Wednesday, January 9, 2013

Sabotage and bravery at Lyndhurst: the 1917 Kingsland explosion

One of the best pieces of exploring advice I ever got was to stop and turn around once in a while. The idea was that while you'd seen where you'd been, it was from one direction. Reversing course occasionally will give you a whole new perspective.

Kingsland explosion, Tessie McNamara Park, Lyndhurst NJ, meadowlandsI was reminded of this advice on a recent roam around the Meadowlands. After finding DeKorte Park was closed, I headed back toward Route 3, making a quick detour down Clay Avenue in Lyndhurst to check one of Ivan's little birding spots. There's a small marshy pond amid the office buildings and warehouses, with some of the usual detritus you expect in an area that's gone between natural and industrialized (and sometimes even dumped on) over the past two centuries. While it rarely seems to produce much in terms of avian life, I was in the area, so what the heck.
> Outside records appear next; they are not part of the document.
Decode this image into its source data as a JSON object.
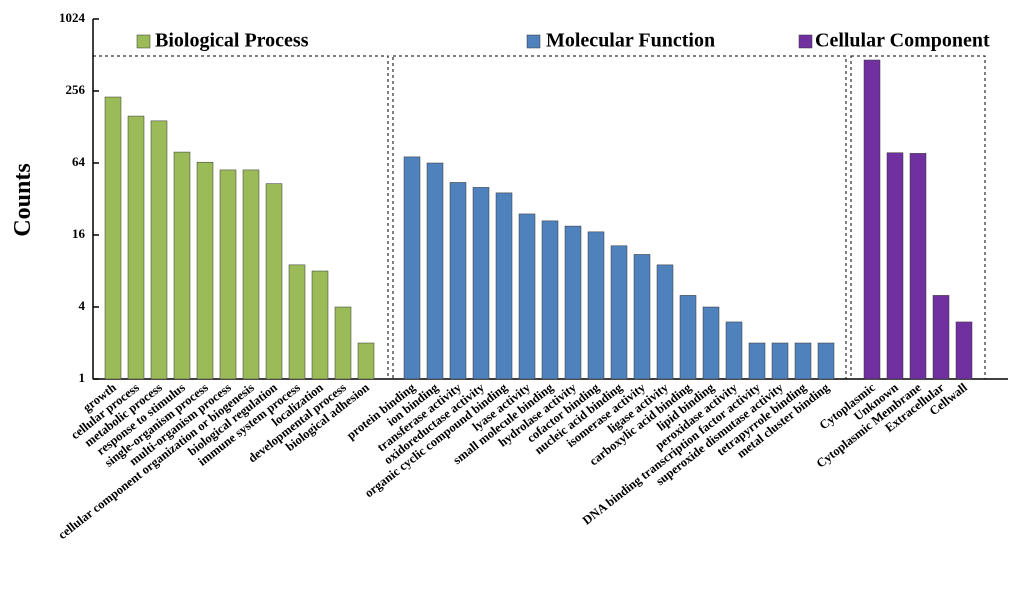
{
  "chart_data": {
    "type": "bar",
    "y_label": "Counts",
    "log_scale": true,
    "log_base": 2,
    "ylim": [
      1,
      1024
    ],
    "yticks": [
      1,
      4,
      16,
      64,
      256,
      1024
    ],
    "series": [
      {
        "name": "Biological Process",
        "color": "#9bbb59",
        "categories": [
          "growth",
          "cellular process",
          "metabolic process",
          "response to stimulus",
          "single-organism process",
          "multi-organism process",
          "cellular component organization or biogenesis",
          "biological regulation",
          "immune system process",
          "localization",
          "developmental process",
          "biological adhesion"
        ],
        "values": [
          228,
          158,
          144,
          79,
          65,
          56,
          56,
          43,
          9,
          8,
          4,
          2
        ]
      },
      {
        "name": "Molecular Function",
        "color": "#4f81bd",
        "categories": [
          "protein binding",
          "ion binding",
          "transferase activity",
          "oxidoreductase activity",
          "organic cyclic compound binding",
          "lyase activity",
          "small molecule binding",
          "hydrolase activity",
          "cofactor binding",
          "nucleic acid binding",
          "isomerase activity",
          "ligase activity",
          "carboxylic acid binding",
          "lipid binding",
          "peroxidase activity",
          "DNA binding transcription factor activity",
          "superoxide dismutase activity",
          "tetrapyrrole binding",
          "metal cluster binding"
        ],
        "values": [
          72,
          64,
          44,
          40,
          36,
          24,
          21,
          19,
          17,
          13,
          11,
          9,
          5,
          4,
          3,
          2,
          2,
          2,
          2
        ]
      },
      {
        "name": "Cellular Component",
        "color": "#7030a0",
        "categories": [
          "Cytoplasmic",
          "Unknown",
          "Cytoplasmic Membrane",
          "Extracellular",
          "Cellwall"
        ],
        "values": [
          465,
          78,
          77,
          5,
          3
        ]
      }
    ]
  }
}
Usually we approach from the north and pull into an adjoining parking lot. This time I was coming from the south and found something I hadn't noticed before. Next to the small viewing platform was a plaque on a rock, or as it's known to us, potential Hidden New Jersey gold. Even better, there was lots of text on it, and a line drawing of a woman. Was she the person who'd fought for the preservation of this little oasis of wetland among the macadam and brick?

No, she wasn't, but as it turns out, she'd preserved much more than that. Tessie McNamara was the heroine of the 1917 Kingsland Explosion, and our little bird spot was once the site of the Canadian Car and Foundry munitions plant. As the plaque tells it, Tessie was the company's first female employee and the plant's switchboard operator. When a fire broke out in the factory on January 11, 1917, the 25 year old bravely stayed on duty, alerting employees in all 40 buildings in the complex as well as the fire and police departments. "My first thought was to save the lives of the 1700 men in the buildings," the plaque quotes her as saying. "While making my calls, the first shell struck the building and passed about five feet from where I was sitting. About a dozen buildings were now on fire, and I had completed all calls. I started to leave the building without a coat, but I couldn't walk. My courage left me and the arriving firemen picked me up, wrapped a big coat around me and rushed for the gate."

What the plaque doesn't say is that the Kingsland Explosion was most likely an act of sabotage perpetrated by German spies. The United States hadn't yet entered World War I but was, nonetheless, supplying munitions to Great Britain and Russia. Canadian Car and Foundry produced 3 million shells per month, making it a suitable target. Security was tight, so to get entry into the factory without raising suspicion, the saboteurs got jobs with the company and planned to make damage with materials they could find within the building. It wasn't exactly a difficult task, it seems: the manufacturing process used either alcohol or gasoline to clean out the shells, so several workers had flammable liquids at their workbenches.

During the incident investigation, witnesses noted that the blaze had started at the workstation of one employee who'd seemed especially nervous that day. He reportedly had more that the customary number of cleaning rags and had spilled his pan of alcohol just before the fire broke out. Before the authorities could question him, however, he disappeared.

Kingsland explosion, WWI sabotage, Tessie McNamara, Canadian Car and Foundry, Lyndhurst NJ
Just above the center of this photo, you can see
a smokestack, the last visible portion of the factory.
Whatever the cause, the fire completely destroyed the 40-acre factory complex and damaged several houses up the hill, with an estimated half-million shells exploding like fireworks over a four hour period. Like the Black Tom Wharf explosion in Jersey City six months earlier, the Kingsland conflagration was a stunning sight to those in the skyscrapers of Manhattan ten miles away. It's also said that patients in the asylum on Snake Hill were deeply disturbed by the explosions, thinking them to be a sign of the end of the world.

Today, very little is left of the Canadian Car and Foundry complex -- just a portion of a smokestack sticking out of the marshy pond. Mallards and coots swam past it on my latest visit, unaware of the site's violent past. As for Tessie McNamara, she was the Captain Sully Sullenberger of her day, thrust into the public consciousness for using her vocational skills to save others. She gained momentary fame as newspapers around the country hailed her heroism and levelheadedness. The National Special Aid Society, an emergency preparedness organization founded on the eve of World War I also gave her a monetary award. Preferring a quiet life, she quickly shunned the spotlight and presumably found another office job. She later moved from Lyndhurst to East Rutherford, where she died in 1971. I wonder if she ever returned to the scene of her heroism.